Der Vater verlangte vor Bundesgericht, die Obhut über das Kind sei ihm und der Mutter alternierend zuzuteilen und basierend auf Betreuungsanteilen von je 50% eine Betreuungsregelung zu treffen. Das Bundesgericht wies die Beschwerde des Vaters ab. Es erinnert daran, dass das Gesetz die alternierende Obhut nicht als Regelfall vorsieht. Das Gesetz verpflichte das Gericht bloss dazu, die Möglichkeit dieser Form der Betreuung zu prüfen, wenn ein Elternteil oder das Kind dies verlange (Art. 298 Abs. 2ter ZGB). Der Entscheid über die alternierende Obhut liege im Ermessen der kantonalen Instanz. Das Bundesgericht greife nur ausnahmsweise ein. Vorliegend habe das Kantonsgericht ihr Ermessen nicht bundes­rechts­widrig ausgeübt.

Das Kantonsgericht war zum Schluss gekommen, dass beide Elternteile erziehungsfähig seien. Der Vater wohne in U (LU), die Mutter in Luzern. Die Distanz zwischen den Wohnorten betrage 25 bis 30 Minuten mit dem Auto. Während dem Zusammenleben der Eltern von acht Monaten habe die Mutter das Kind zum grössten Teil betreut. Seit der Trennung habe die Mutter das Kind praktisch allein betreut, abgesehen von den regelmässigen Wochenendbesuchen des Kindes beim Vater. Die Mutter sei somit die Hauptbetreuungsperson des Kindes. Der Vater habe nicht dargelegt, wie er sich den Ablauf der Woche bzw. die Betreuungszeit von 50% vorstelle. Die Betreuung eines Kindes im Kindergartenalter setze Regelmässigkeit, Strukturierung des Tagesablaufs und Planung voraus. Indem der Vater nur darauf hinweise, dass er als Selbständigerwerbender und von zuhause aus arbeiten könne, wann er wolle, genüge nicht. Eine hälftige Betreuung des Kindes komme nicht in Frage. Der Vater habe es verpasst, ein überzeugendes Betreuungskonzept vorzulegen. Zudem habe er nicht darlegen können, warum die Einschulung des Kindes am Wohnort des Vaters besser sein solle als am Wohnort der Mutter.

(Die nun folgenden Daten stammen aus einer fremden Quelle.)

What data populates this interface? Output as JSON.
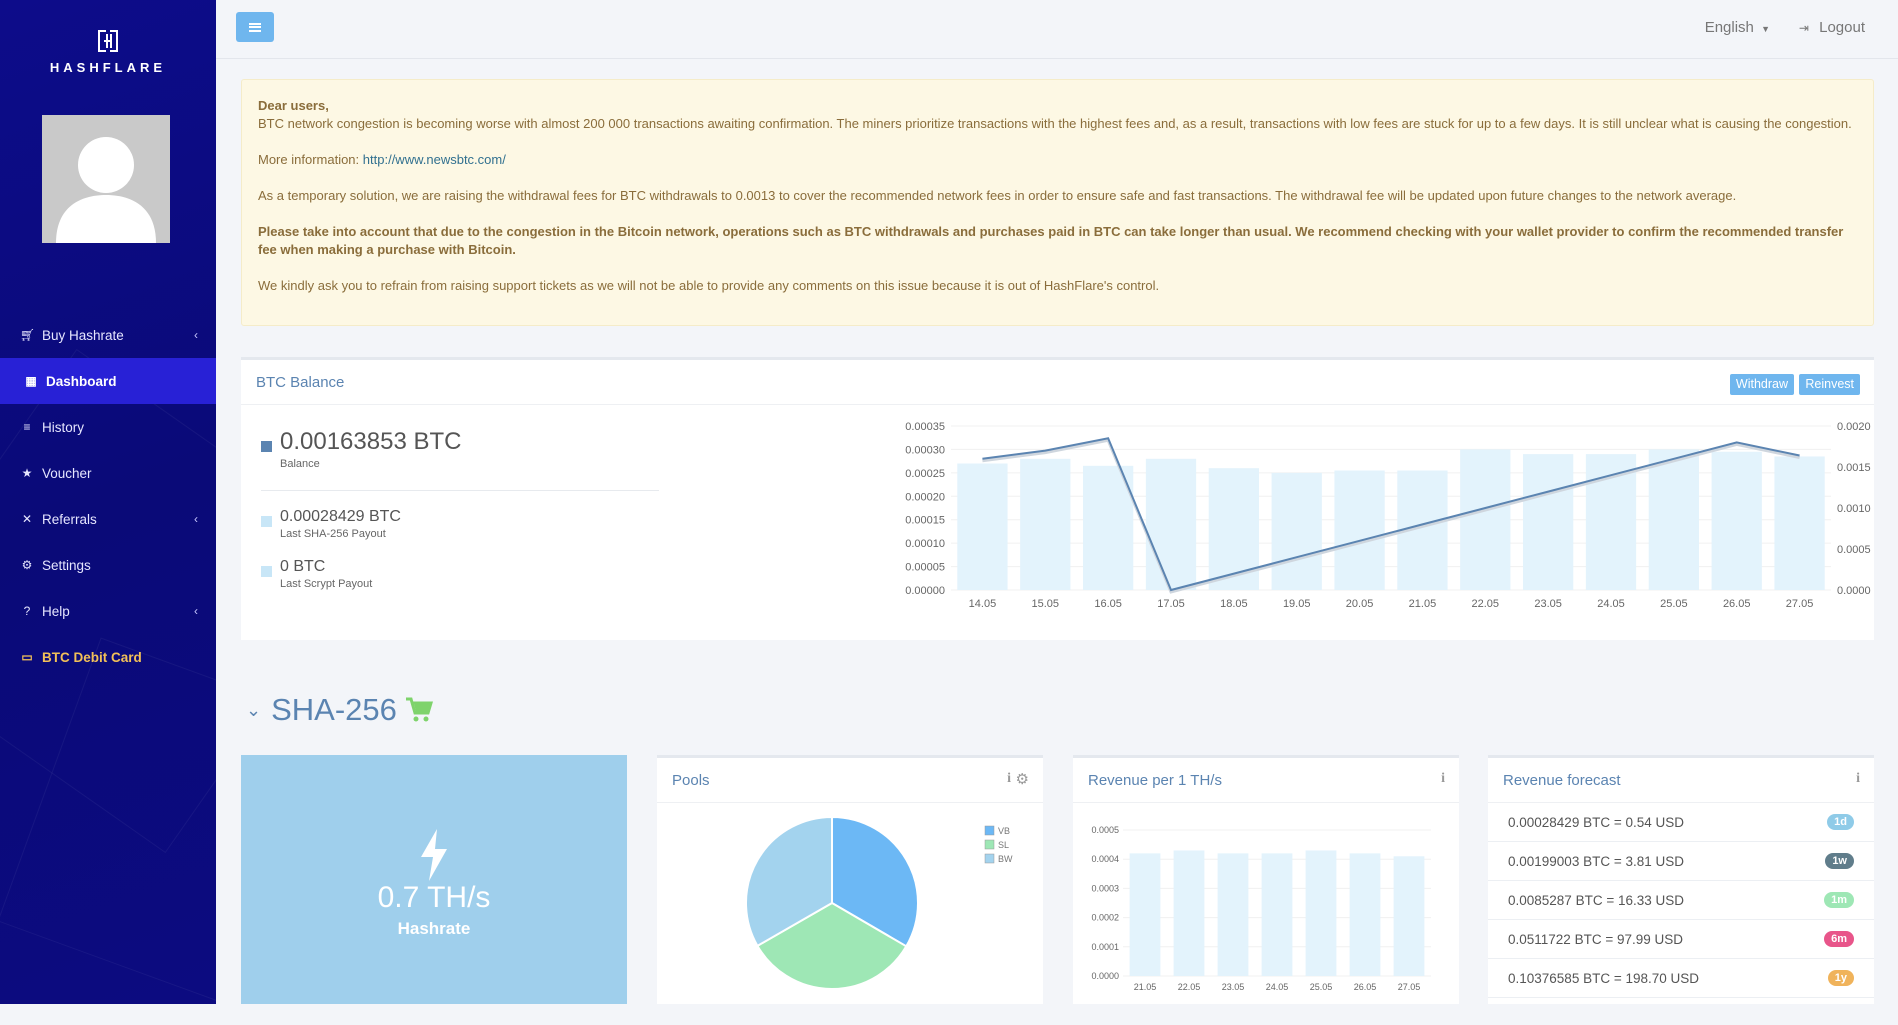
{
  "brand": {
    "logo_text": "HASHFLARE"
  },
  "sidebar": {
    "items": [
      {
        "label": "Buy Hashrate",
        "icon": "cart-icon",
        "has_submenu": true
      },
      {
        "label": "Dashboard",
        "icon": "grid-icon",
        "active": true
      },
      {
        "label": "History",
        "icon": "list-icon"
      },
      {
        "label": "Voucher",
        "icon": "star-icon"
      },
      {
        "label": "Referrals",
        "icon": "network-icon",
        "has_submenu": true
      },
      {
        "label": "Settings",
        "icon": "gears-icon"
      },
      {
        "label": "Help",
        "icon": "question-icon",
        "has_submenu": true
      },
      {
        "label": "BTC Debit Card",
        "icon": "credit-card-icon",
        "highlight_color": "#f2c058"
      }
    ]
  },
  "topbar": {
    "language": "English",
    "logout": "Logout"
  },
  "alert": {
    "greeting": "Dear users,",
    "p1": "BTC network congestion is becoming worse with almost 200 000 transactions awaiting confirmation. The miners prioritize transactions with the highest fees and, as a result, transactions with low fees are stuck for up to a few days. It is still unclear what is causing the congestion.",
    "more_info_label": "More information:",
    "more_info_link": "http://www.newsbtc.com/",
    "p2": "As a temporary solution, we are raising the withdrawal fees for BTC withdrawals to 0.0013 to cover the recommended network fees in order to ensure safe and fast transactions. The withdrawal fee will be updated upon future changes to the network average.",
    "p3": "Please take into account that due to the congestion in the Bitcoin network, operations such as BTC withdrawals and purchases paid in BTC can take longer than usual. We recommend checking with your wallet provider to confirm the recommended transfer fee when making a purchase with Bitcoin.",
    "p4": "We kindly ask you to refrain from raising support tickets as we will not be able to provide any comments on this issue because it is out of HashFlare's control."
  },
  "btc_balance": {
    "title": "BTC Balance",
    "withdraw": "Withdraw",
    "reinvest": "Reinvest",
    "balance_value": "0.00163853 BTC",
    "balance_label": "Balance",
    "sha_payout_value": "0.00028429 BTC",
    "sha_payout_label": "Last SHA-256 Payout",
    "scrypt_payout_value": "0 BTC",
    "scrypt_payout_label": "Last Scrypt Payout"
  },
  "sha256": {
    "title": "SHA-256",
    "hashrate_value": "0.7 TH/s",
    "hashrate_label": "Hashrate",
    "pools_title": "Pools",
    "revenue_title": "Revenue per 1 TH/s",
    "forecast_title": "Revenue forecast",
    "forecast": [
      {
        "text": "0.00028429 BTC = 0.54 USD",
        "badge": "1d",
        "color": "#8fcbe8"
      },
      {
        "text": "0.00199003 BTC = 3.81 USD",
        "badge": "1w",
        "color": "#607d8b"
      },
      {
        "text": "0.0085287 BTC = 16.33 USD",
        "badge": "1m",
        "color": "#9ee7b5"
      },
      {
        "text": "0.0511722 BTC = 97.99 USD",
        "badge": "6m",
        "color": "#e8558a"
      },
      {
        "text": "0.10376585 BTC = 198.70 USD",
        "badge": "1y",
        "color": "#f0b35b"
      }
    ]
  },
  "chart_data": [
    {
      "type": "bar",
      "categories": [
        "14.05",
        "15.05",
        "16.05",
        "17.05",
        "18.05",
        "19.05",
        "20.05",
        "21.05",
        "22.05",
        "23.05",
        "24.05",
        "25.05",
        "26.05",
        "27.05"
      ],
      "series": [
        {
          "axis": "left",
          "type": "bar",
          "values": [
            0.00027,
            0.00028,
            0.000265,
            0.00028,
            0.00026,
            0.00025,
            0.000255,
            0.000255,
            0.0003,
            0.00029,
            0.00029,
            0.0003,
            0.000295,
            0.000285
          ]
        },
        {
          "axis": "right",
          "type": "line",
          "values": [
            0.0016,
            0.0017,
            0.00185,
            0.0,
            0.0002,
            0.0004,
            0.0006,
            0.0008,
            0.001,
            0.0012,
            0.0014,
            0.0016,
            0.0018,
            0.00164
          ]
        }
      ],
      "y_left_ticks": [
        "0.00035",
        "0.00030",
        "0.00025",
        "0.00020",
        "0.00015",
        "0.00010",
        "0.00005",
        "0.00000"
      ],
      "y_right_ticks": [
        "0.0020",
        "0.0015",
        "0.0010",
        "0.0005",
        "0.0000"
      ],
      "ylim_left": [
        0,
        0.00035
      ],
      "ylim_right": [
        0,
        0.002
      ],
      "colors": {
        "bar": "#e3f3fc",
        "line": "#5b84b1"
      }
    },
    {
      "type": "pie",
      "categories": [
        "VB",
        "SL",
        "BW"
      ],
      "values": [
        33.4,
        33.3,
        33.3
      ],
      "colors": [
        "#6cb8f5",
        "#9ee7b5",
        "#a3d3ee"
      ]
    },
    {
      "type": "bar",
      "categories": [
        "21.05",
        "22.05",
        "23.05",
        "24.05",
        "25.05",
        "26.05",
        "27.05"
      ],
      "values": [
        0.00042,
        0.00043,
        0.00042,
        0.00042,
        0.00043,
        0.00042,
        0.00041
      ],
      "y_ticks": [
        "0.0005",
        "0.0004",
        "0.0003",
        "0.0002",
        "0.0001",
        "0.0000"
      ],
      "ylim": [
        0,
        0.0005
      ],
      "colors": {
        "bar": "#e3f3fc"
      }
    }
  ]
}
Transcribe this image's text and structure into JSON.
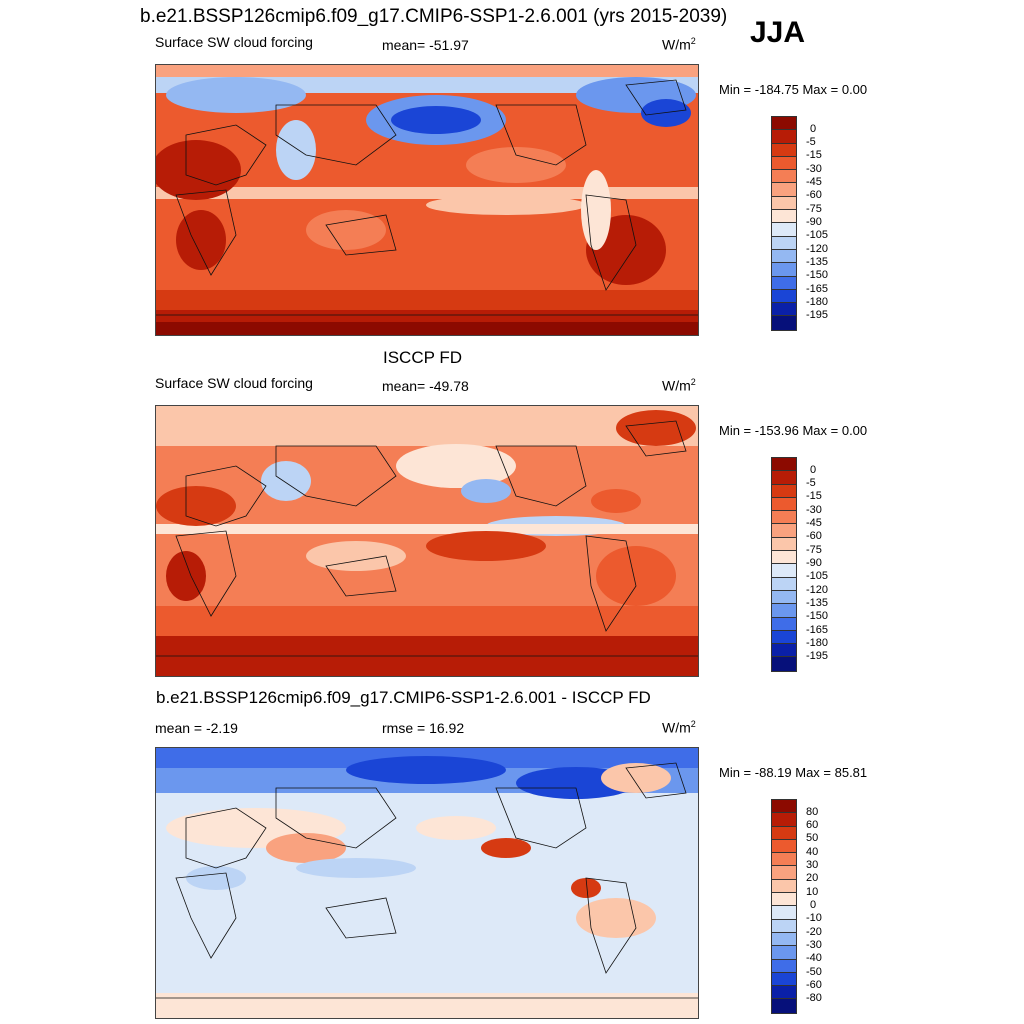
{
  "header": {
    "title": "b.e21.BSSP126cmip6.f09_g17.CMIP6-SSP1-2.6.001 (yrs 2015-2039)",
    "season": "JJA"
  },
  "panels": [
    {
      "id": "model",
      "left_label": "Surface SW cloud forcing",
      "mean_label": "mean= -51.97",
      "units": "W/m",
      "units_sup": "2",
      "minmax": "Min = -184.75 Max =   0.00",
      "colorbar": {
        "labels": [
          "0",
          "-5",
          "-15",
          "-30",
          "-45",
          "-60",
          "-75",
          "-90",
          "-105",
          "-120",
          "-135",
          "-150",
          "-165",
          "-180",
          "-195"
        ],
        "colors": [
          "#8c0a00",
          "#b71c06",
          "#d63a12",
          "#ec5a2e",
          "#f47e55",
          "#f9a27f",
          "#fbc6aa",
          "#fde5d6",
          "#dde9f8",
          "#bcd4f5",
          "#94b8f2",
          "#6b97ee",
          "#3f6de8",
          "#1a45d6",
          "#0a20a8",
          "#06107a"
        ]
      }
    },
    {
      "id": "obs",
      "title": "ISCCP FD",
      "left_label": "Surface SW cloud forcing",
      "mean_label": "mean= -49.78",
      "units": "W/m",
      "units_sup": "2",
      "minmax": "Min = -153.96 Max =   0.00",
      "colorbar": {
        "labels": [
          "0",
          "-5",
          "-15",
          "-30",
          "-45",
          "-60",
          "-75",
          "-90",
          "-105",
          "-120",
          "-135",
          "-150",
          "-165",
          "-180",
          "-195"
        ],
        "colors": [
          "#8c0a00",
          "#b71c06",
          "#d63a12",
          "#ec5a2e",
          "#f47e55",
          "#f9a27f",
          "#fbc6aa",
          "#fde5d6",
          "#dde9f8",
          "#bcd4f5",
          "#94b8f2",
          "#6b97ee",
          "#3f6de8",
          "#1a45d6",
          "#0a20a8",
          "#06107a"
        ]
      }
    },
    {
      "id": "diff",
      "title": "b.e21.BSSP126cmip6.f09_g17.CMIP6-SSP1-2.6.001 - ISCCP FD",
      "left_label": "mean =  -2.19",
      "mean_label": "rmse =  16.92",
      "units": "W/m",
      "units_sup": "2",
      "minmax": "Min = -88.19 Max =  85.81",
      "colorbar": {
        "labels": [
          "80",
          "60",
          "50",
          "40",
          "30",
          "20",
          "10",
          "0",
          "-10",
          "-20",
          "-30",
          "-40",
          "-50",
          "-60",
          "-80"
        ],
        "colors": [
          "#8c0a00",
          "#b71c06",
          "#d63a12",
          "#ec5a2e",
          "#f47e55",
          "#f9a27f",
          "#fbc6aa",
          "#fde5d6",
          "#dde9f8",
          "#bcd4f5",
          "#94b8f2",
          "#6b97ee",
          "#3f6de8",
          "#1a45d6",
          "#0a20a8",
          "#06107a"
        ]
      }
    }
  ],
  "map_colors": {
    "deep_red": "#8c0a00",
    "red": "#d63a12",
    "orange": "#ec5a2e",
    "salmon": "#f47e55",
    "peach": "#f9a27f",
    "light_peach": "#fbc6aa",
    "cream": "#fde5d6",
    "pale_blue": "#dde9f8",
    "light_blue": "#bcd4f5",
    "mid_blue": "#6b97ee",
    "blue": "#3f6de8",
    "deep_blue": "#1a45d6"
  }
}
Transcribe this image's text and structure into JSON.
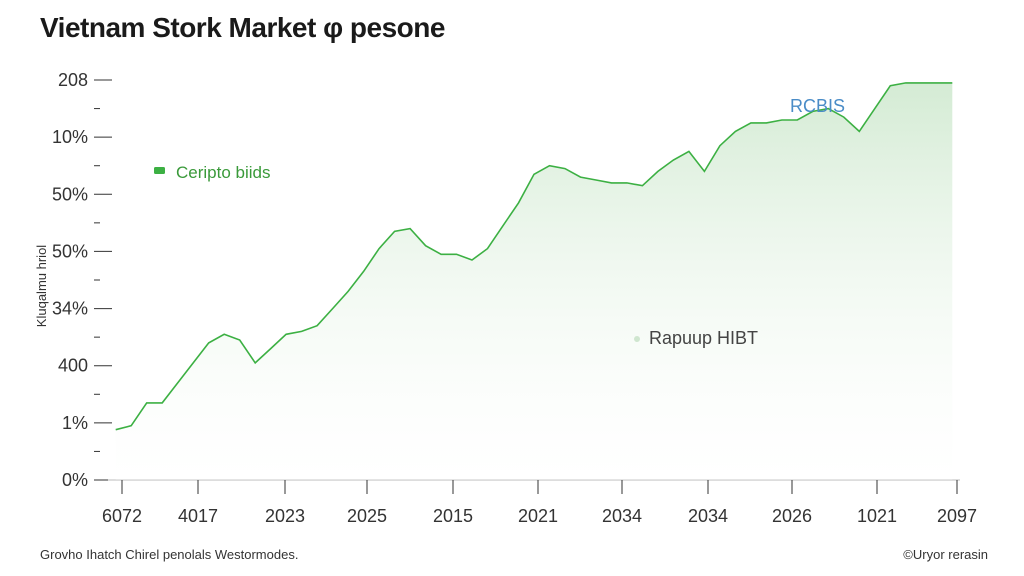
{
  "title": "Vietnam Stork Market φ pesone",
  "footer_left": "Grovho Ihatch Chirel penolals Westormodes.",
  "footer_right": "©Uryor rerasin",
  "chart_data": {
    "type": "area",
    "title": "Vietnam Stork Market φ pesone",
    "ylabel": "Kluqalmu hriol",
    "xlabel": "",
    "y_ticks": [
      "208",
      "10%",
      "50%",
      "50%",
      "34%",
      "400",
      "1%",
      "0%"
    ],
    "x_ticks": [
      "6072",
      "4017",
      "2023",
      "2025",
      "2015",
      "2021",
      "2034",
      "2034",
      "2026",
      "1021",
      "2097"
    ],
    "grid": false,
    "legend": {
      "position": "top-left",
      "entries": [
        {
          "label": "Ceripto biids",
          "color": "#3cb043"
        }
      ]
    },
    "annotations": [
      {
        "text": "RCBIS",
        "color": "#4a8cc7",
        "x": 10.1,
        "y": 6.5
      },
      {
        "text": "Rapuup HIBT",
        "color": "#444444",
        "x": 6.2,
        "y": 2.5
      }
    ],
    "series": [
      {
        "line_color": "#3cb043",
        "fill_color": "#d8efd8",
        "x": [
          0.1,
          0.3,
          0.5,
          0.7,
          0.9,
          1.1,
          1.3,
          1.5,
          1.7,
          1.9,
          2.1,
          2.3,
          2.5,
          2.7,
          2.9,
          3.1,
          3.3,
          3.5,
          3.7,
          3.9,
          4.1,
          4.3,
          4.5,
          4.7,
          4.9,
          5.1,
          5.3,
          5.5,
          5.7,
          5.9,
          6.1,
          6.3,
          6.5,
          6.7,
          6.9,
          7.1,
          7.3,
          7.5,
          7.7,
          7.9,
          8.1,
          8.3,
          8.5,
          8.7,
          8.9,
          9.1,
          9.3,
          9.5,
          9.7,
          9.9,
          10.1,
          10.3,
          10.5,
          10.7,
          10.9
        ],
        "y": [
          0.88,
          0.95,
          1.35,
          1.35,
          1.7,
          2.05,
          2.4,
          2.55,
          2.45,
          2.05,
          2.3,
          2.55,
          2.6,
          2.7,
          3.0,
          3.3,
          3.65,
          4.05,
          4.35,
          4.4,
          4.1,
          3.95,
          3.95,
          3.85,
          4.05,
          4.45,
          4.85,
          5.35,
          5.5,
          5.45,
          5.3,
          5.25,
          5.2,
          5.2,
          5.15,
          5.4,
          5.6,
          5.75,
          5.4,
          5.85,
          6.1,
          6.25,
          6.25,
          6.3,
          6.3,
          6.45,
          6.5,
          6.35,
          6.1,
          6.5,
          6.9,
          6.95,
          6.95,
          6.95,
          6.95
        ]
      }
    ],
    "xlim": [
      0,
      11
    ],
    "ylim": [
      0,
      7
    ]
  }
}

Kommentar: Der Vater konnte weder das Kantonsgericht noch das Bundesgericht von einem Wechsel der Obhutsregelung überzeugen. Er hatte sich die Sache zu einfach vorgestellt. Das Bundesgericht hatte die alternierende Obhut nie zur Regel erklärt. Der Vater hätte die Chancen für die Anordnung einer alternierenden Obhut durch Verlegung seines Wohnsitzes an den Wohnort des Kindes (seine Erwerbstätigkeit hätte dies zumindest zugelassen) und dem Vorlegen eines Betreuungskonzeptes deutlich erhöhen können.